A snake in your pocket: reluctant to buy his friends a round of drinks or to pay the bill

e.g. Now it's your turn to foot the bill! Have you got a snake in your pocket or something?

Spare a rub: let me have some.

e.g. Don’t take everything: spare me a rub!

Every barber knows that: that’s common gossip.

e.g. That is no longer a secret: every barber knows that.

Easy as you know how: it’s easy—if you know how.

e.g. There is nothing to this: it’s easy as you know how!

I see, said the blind man: a humorous way of saying “I understand!”

e.g. You’re telling me! I see, said the blind man.

I’ll take a rain check: I’ll accept, another time, if I may.

e.g. “Come over to my place for a drink.” “Some other time; I’ll take a rain check.”

Where’s the fire?: what’s all the rush?

e.g. What’s the matter with you? Where’s the fire?

Nothing to do with the case: it’s a lie

e.g. What you're telling me has nothing to do with the case!

Where’s the body?: why look so sad?

e.g. That’s not the end of the world! Where’s the body?

You must hate yourself!: don’t be so conceited!

e.g. The way you talked to her just now—you must hate yourself for doing that.

Head I win—tail you lose: I’m in a win-win situation.

e.g. It’s mine! Head I win—tail you lose!

Like a red rag to a bull: something that provokes annoyance or anger.

e.g. His very presence was like a red rag to a bull—immediately she looked sullen and sulky.

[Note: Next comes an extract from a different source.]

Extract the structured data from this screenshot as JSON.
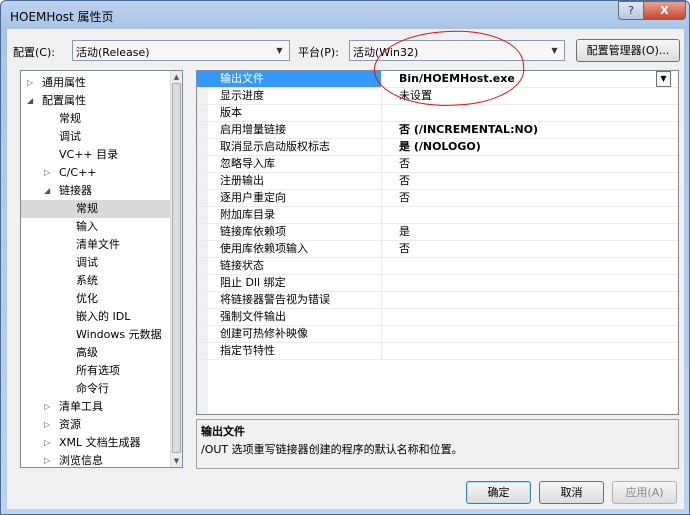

It’ll all come out in the wash: It’ll be OK; it doesn’t really matter.

e.g. Don’t worry about these minor details; they’ll all come out in the wash!

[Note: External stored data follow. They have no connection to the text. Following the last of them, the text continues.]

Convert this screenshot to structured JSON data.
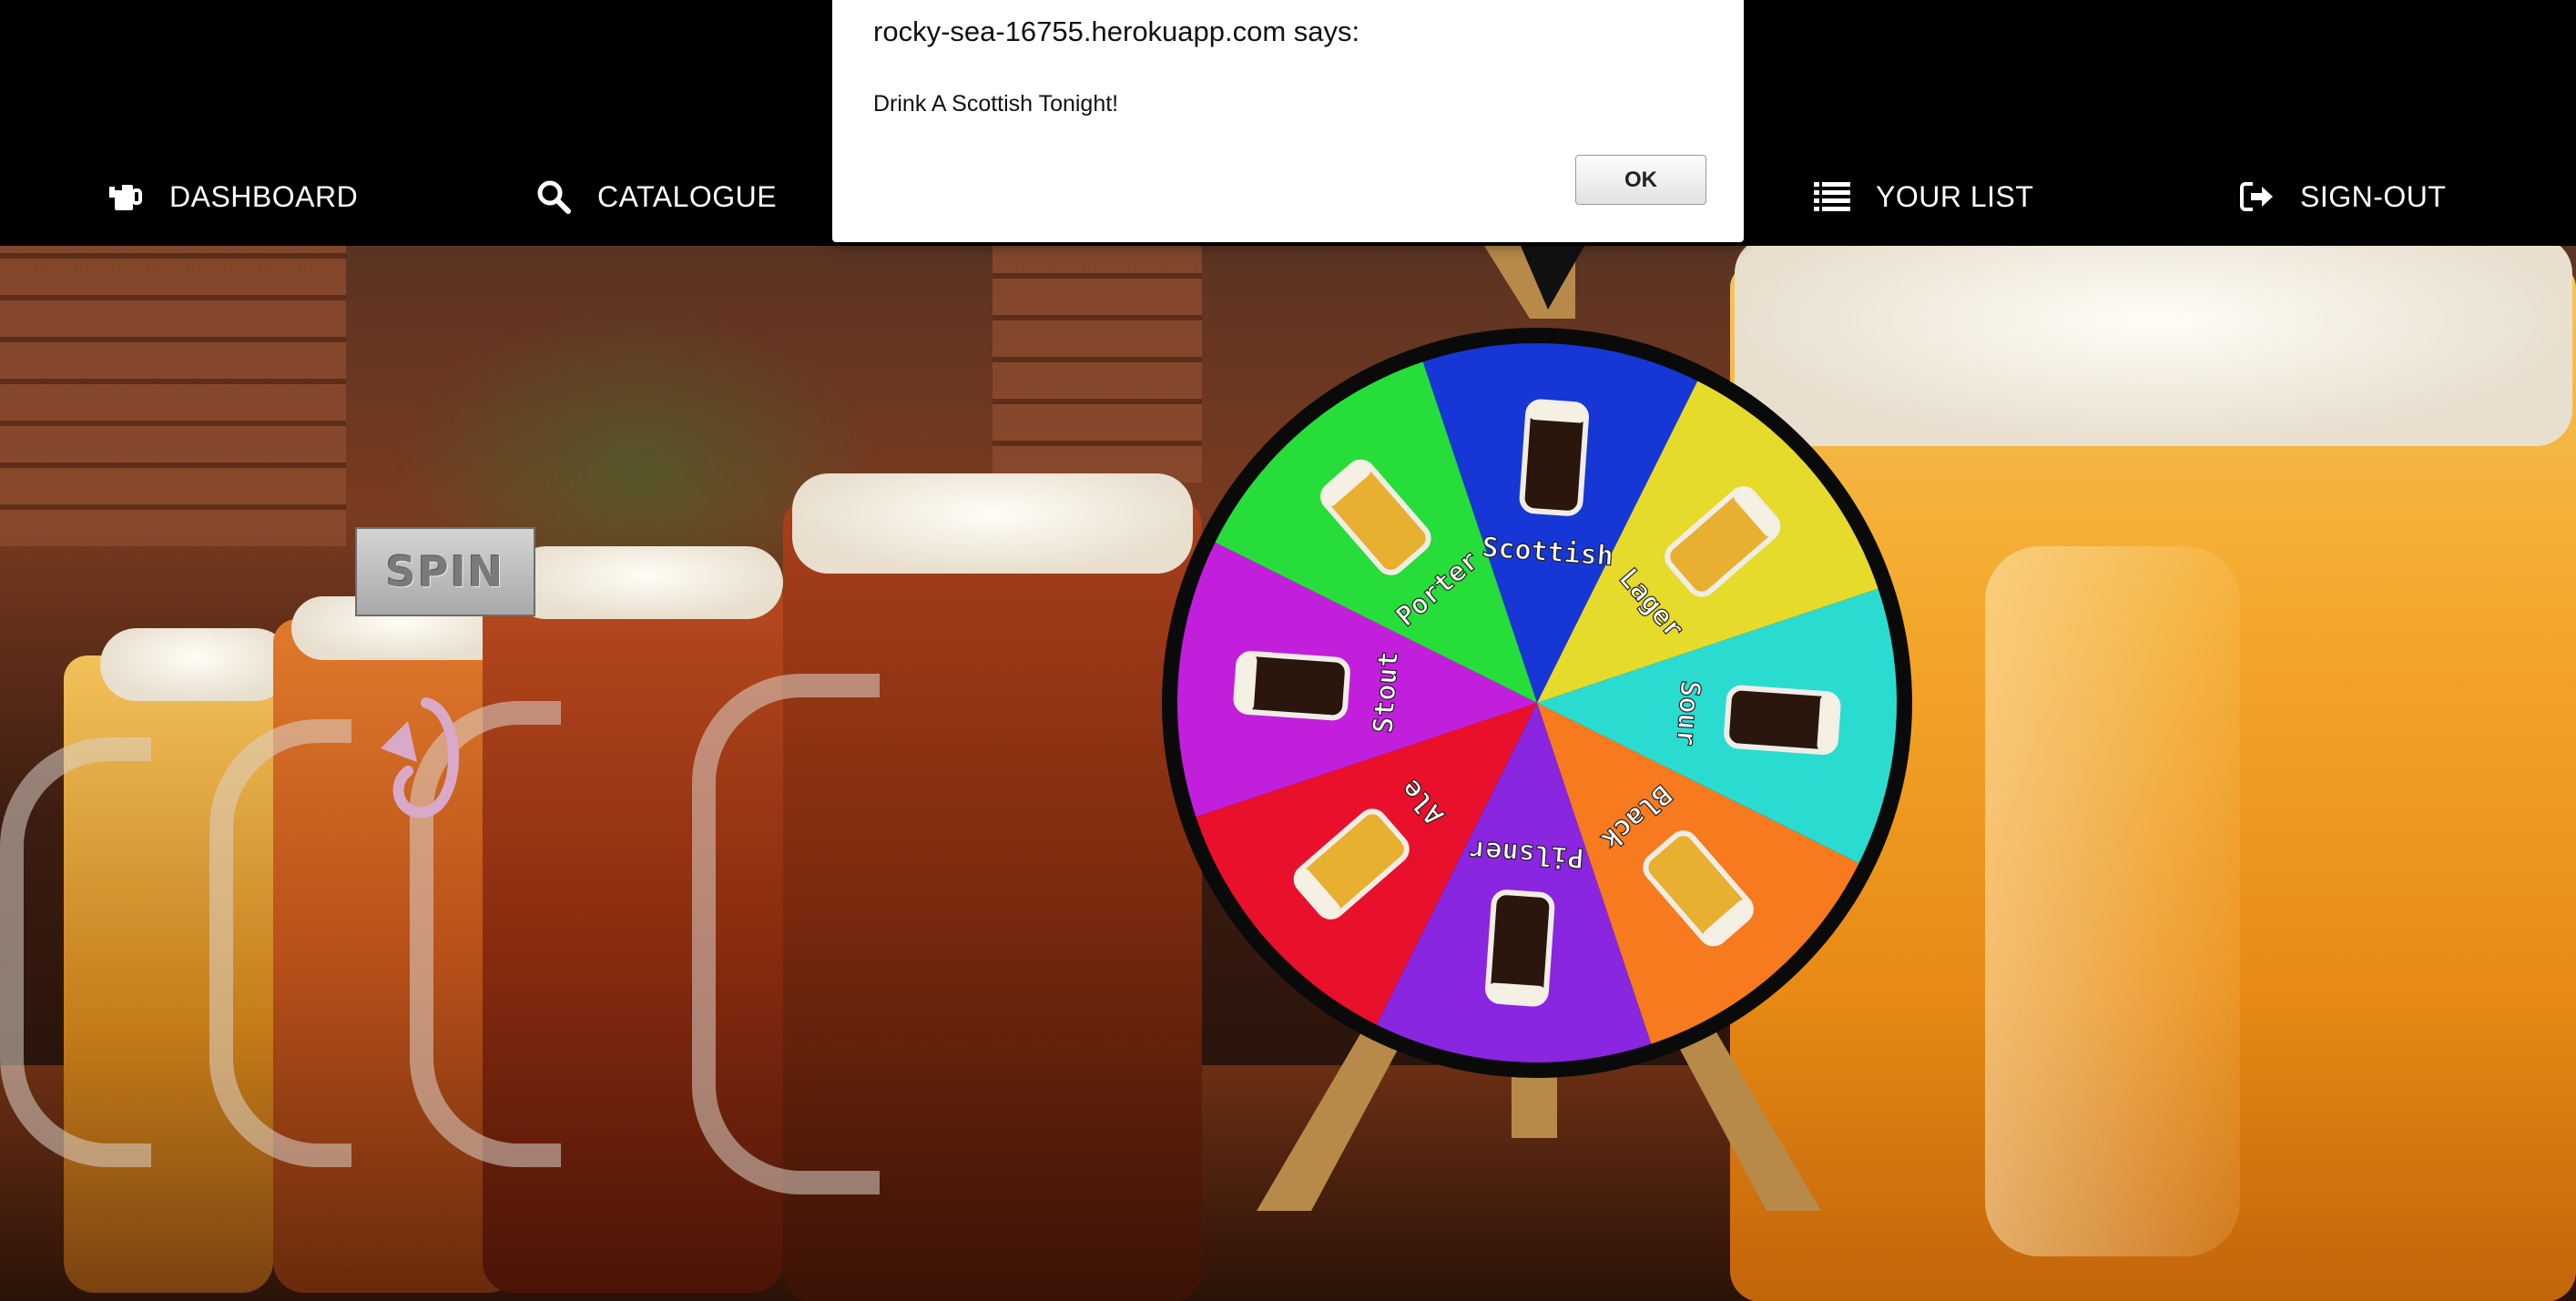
{
  "nav": {
    "dashboard_label": "DASHBOARD",
    "catalogue_label": "CATALOGUE",
    "your_list_label": "YOUR LIST",
    "sign_out_label": "SIGN-OUT"
  },
  "alert": {
    "title": "rocky-sea-16755.herokuapp.com says:",
    "message": "Drink A Scottish Tonight!",
    "ok_label": "OK"
  },
  "spin": {
    "label": "SPIN"
  },
  "wheel": {
    "segments": [
      {
        "label": "Scottish",
        "color": "#1637d6"
      },
      {
        "label": "Lager",
        "color": "#e6da2a"
      },
      {
        "label": "Sour",
        "color": "#2adcd0"
      },
      {
        "label": "Black",
        "color": "#f77a1f"
      },
      {
        "label": "Pilsner",
        "color": "#8a25e0"
      },
      {
        "label": "Ale",
        "color": "#e8102a"
      },
      {
        "label": "Stout",
        "color": "#c21fdc"
      },
      {
        "label": "Porter",
        "color": "#27dd3a"
      }
    ],
    "rim_color": "#0a0a0a",
    "stand_color": "#b88a4a"
  },
  "colors": {
    "navbar_bg": "#000000",
    "nav_text": "#ffffff"
  }
}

It’s boloney: it’s utter nonsense.

e.g. To do this is in the wrong order is like putting the cart before the horse—it’s boloney!

A fiasco: a complete failure of organization or performance.

e.g. The government’s bailout of the banks was a fiasco.

Go west: die; fail

e.g. The last Vietnam veteran had gone west.
Let the cat out of the bag: give away a secret

e.g. If you tell him that, you are letting a cat out of the bag; he has a big mouth!
Hot from the mint: something “brand new” (mint is a place where money is coined).

e.g. The concept is innovative; it’s hot from the mint!

Straight from the horse’s mouth: first-hand news.

e.g. The story is very reliable—it’s straight from the horse’s mouth.
No second prize: used for someone making an unoriginal suggestion

e.g. I must say there’s no second prize for your proposal!